While the promise of technology-driven progress is massive, there are some serious societal costs to exponential discovery and unleashed capability acceleration. Dartmouth’s Dr. James Moor, a notable thinker at the intersection of ethics and technology, believes that the use and development of technologies are most important when technologies have transformative effects on societies. He stipulates that as the impact of technology grows, the volume and complexity of ethical issues surrounding it increases. This is not only because more people are touched by these innovations, they are. It is because transformative technology increases pathways of action that outstrip governance systems and ethical constructs to tame it.
So what?
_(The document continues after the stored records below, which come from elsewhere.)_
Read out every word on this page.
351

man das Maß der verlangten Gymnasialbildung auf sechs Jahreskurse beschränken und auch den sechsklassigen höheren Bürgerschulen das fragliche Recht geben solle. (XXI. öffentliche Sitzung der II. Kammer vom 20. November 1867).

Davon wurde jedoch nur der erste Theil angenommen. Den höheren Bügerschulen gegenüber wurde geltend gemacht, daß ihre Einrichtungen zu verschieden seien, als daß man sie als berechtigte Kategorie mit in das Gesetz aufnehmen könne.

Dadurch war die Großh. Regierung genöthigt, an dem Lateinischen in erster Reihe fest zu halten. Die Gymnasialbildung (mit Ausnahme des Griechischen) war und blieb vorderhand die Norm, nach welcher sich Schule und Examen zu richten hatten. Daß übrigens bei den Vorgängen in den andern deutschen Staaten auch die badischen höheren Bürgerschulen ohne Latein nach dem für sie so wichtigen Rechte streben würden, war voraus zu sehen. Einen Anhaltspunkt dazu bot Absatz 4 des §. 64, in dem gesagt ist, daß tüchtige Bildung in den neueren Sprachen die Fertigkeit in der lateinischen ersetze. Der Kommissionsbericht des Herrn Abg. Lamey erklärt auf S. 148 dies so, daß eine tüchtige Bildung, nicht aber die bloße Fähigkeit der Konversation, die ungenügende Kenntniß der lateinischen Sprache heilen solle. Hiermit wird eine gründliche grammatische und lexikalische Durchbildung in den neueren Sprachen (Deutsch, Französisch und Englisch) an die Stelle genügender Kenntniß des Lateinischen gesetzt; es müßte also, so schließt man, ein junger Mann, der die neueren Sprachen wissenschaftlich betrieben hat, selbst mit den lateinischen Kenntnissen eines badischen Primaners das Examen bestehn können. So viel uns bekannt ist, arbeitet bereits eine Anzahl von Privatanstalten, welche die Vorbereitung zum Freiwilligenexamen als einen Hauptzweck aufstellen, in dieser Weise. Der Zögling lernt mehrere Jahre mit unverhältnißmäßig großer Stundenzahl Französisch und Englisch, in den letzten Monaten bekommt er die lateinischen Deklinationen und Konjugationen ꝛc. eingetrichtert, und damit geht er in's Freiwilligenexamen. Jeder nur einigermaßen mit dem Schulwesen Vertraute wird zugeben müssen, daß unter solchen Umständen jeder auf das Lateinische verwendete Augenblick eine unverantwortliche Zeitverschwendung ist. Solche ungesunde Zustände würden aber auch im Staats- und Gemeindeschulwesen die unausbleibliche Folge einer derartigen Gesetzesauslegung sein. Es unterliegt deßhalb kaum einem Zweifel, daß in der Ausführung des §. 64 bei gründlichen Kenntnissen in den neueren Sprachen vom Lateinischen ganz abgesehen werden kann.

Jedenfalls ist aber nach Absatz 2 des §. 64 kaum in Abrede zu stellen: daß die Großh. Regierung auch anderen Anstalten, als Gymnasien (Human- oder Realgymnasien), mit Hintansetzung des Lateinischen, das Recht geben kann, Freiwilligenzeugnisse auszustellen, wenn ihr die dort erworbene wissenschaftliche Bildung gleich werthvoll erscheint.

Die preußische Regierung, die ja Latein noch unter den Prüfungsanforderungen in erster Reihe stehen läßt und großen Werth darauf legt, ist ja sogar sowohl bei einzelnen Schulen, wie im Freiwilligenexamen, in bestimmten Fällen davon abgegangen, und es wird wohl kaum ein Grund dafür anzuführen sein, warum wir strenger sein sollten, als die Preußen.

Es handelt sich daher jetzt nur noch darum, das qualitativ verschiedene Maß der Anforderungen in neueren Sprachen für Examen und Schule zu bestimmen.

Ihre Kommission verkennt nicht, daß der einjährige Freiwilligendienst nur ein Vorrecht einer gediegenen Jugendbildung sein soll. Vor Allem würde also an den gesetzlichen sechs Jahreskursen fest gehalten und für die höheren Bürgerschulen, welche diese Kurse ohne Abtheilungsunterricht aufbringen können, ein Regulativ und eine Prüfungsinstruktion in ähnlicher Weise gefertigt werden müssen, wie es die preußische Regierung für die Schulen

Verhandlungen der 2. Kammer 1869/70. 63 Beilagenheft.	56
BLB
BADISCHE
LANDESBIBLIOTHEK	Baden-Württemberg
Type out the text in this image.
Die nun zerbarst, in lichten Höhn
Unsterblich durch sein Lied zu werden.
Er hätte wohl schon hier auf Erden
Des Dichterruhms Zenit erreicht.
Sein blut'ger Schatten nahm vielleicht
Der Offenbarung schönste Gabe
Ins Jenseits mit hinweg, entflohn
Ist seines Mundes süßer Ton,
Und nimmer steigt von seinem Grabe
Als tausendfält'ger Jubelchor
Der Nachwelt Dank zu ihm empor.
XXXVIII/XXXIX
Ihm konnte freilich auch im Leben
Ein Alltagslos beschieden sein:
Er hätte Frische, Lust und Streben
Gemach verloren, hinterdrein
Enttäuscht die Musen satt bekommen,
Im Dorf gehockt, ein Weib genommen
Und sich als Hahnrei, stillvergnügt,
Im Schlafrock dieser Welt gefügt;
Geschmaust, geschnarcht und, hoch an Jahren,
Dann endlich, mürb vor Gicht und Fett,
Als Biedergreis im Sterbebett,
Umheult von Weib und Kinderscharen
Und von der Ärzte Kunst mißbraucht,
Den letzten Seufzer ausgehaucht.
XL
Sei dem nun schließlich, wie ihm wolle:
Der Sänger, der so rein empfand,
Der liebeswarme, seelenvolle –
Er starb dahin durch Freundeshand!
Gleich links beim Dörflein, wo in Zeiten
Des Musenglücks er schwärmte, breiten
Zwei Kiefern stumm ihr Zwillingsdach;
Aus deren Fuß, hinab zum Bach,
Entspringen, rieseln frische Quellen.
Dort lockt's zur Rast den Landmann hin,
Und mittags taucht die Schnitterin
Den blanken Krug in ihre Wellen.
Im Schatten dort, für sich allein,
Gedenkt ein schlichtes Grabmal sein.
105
The twists and turns of technology application lead to consequences, sometimes unknowable — and for that reason we should be increasingly vigilant. Did Zuckerberg ever imagine that his invention would have been so central to the outcome of the 2016 election? Unknowable consequences, exhibit one. Interconnected systems touch every aspect of society, from digital terrorism to bioengineering to brain hacking and neural cryonics to swarm warfare, digital assets, intelligent weapons, trillions of IoT connected devices — the list goes on.
As a society, we should be open to innovation and the benefits it ushers in. At the same time, we must also remain committed to sustainable tech development and a deployment mechanism that does not fail to shine a light on human dignity, economic inequality and broad inclusiveness. These seem like esoteric issues, but they are not, and they are being put to the test by COVID-19.
A fresh example of this thematic happened recently: Tim Bray, a VP and engineer at Amazon’s AWS, resigned because of the company’s treatment of employees, and was quoted as saying, in part, “…Amazon treats the humans in the warehouses as fungible units of pick-and-pack potential. Only that’s not just Amazon, it’s how 21st-century capitalism is done… If we don’t like certain things Amazon is doing, we need to put legal guardrails in place to stop those things.”
Eliminating human agency has been at the core of innovation during the last four decades. Less human intervention in a call center, a hedge fund trading desk, a factory, a checkout line or a motor vehicle seems fine — but in cases of greater importance, humans should remain more active or we will, at best, make ourselves irrelevant. In the past, labor displacement has been temporary, but it seems to me that the next wave is likely to be different in terms of the permanence of labor allocation, and big tech getting bigger will likely hasten this.
Innovative capability has been at the center of progress and living standard improvements since we harnessed fire. The world’s technology portfolio is an exciting one, but potentially terrifying to those who could be more hampered by it, such as the front-line workers on Main Street shouldering the health and economic brunt of the coronavirus.
Years ago, Peter Drucker pointed out that technology has transformed from servant to master throughout our history. Regarding the assembly line, he noted that “it does not use the strengths of the human being but, instead, subordinated human strengths to the requirements of the machine.”
In my opinion, Drucker’s quote is at the very core of our point in time, happening on a scale and speed that is hard to fathom and changing the digital divide amongst us into a digital canyon between us and technology.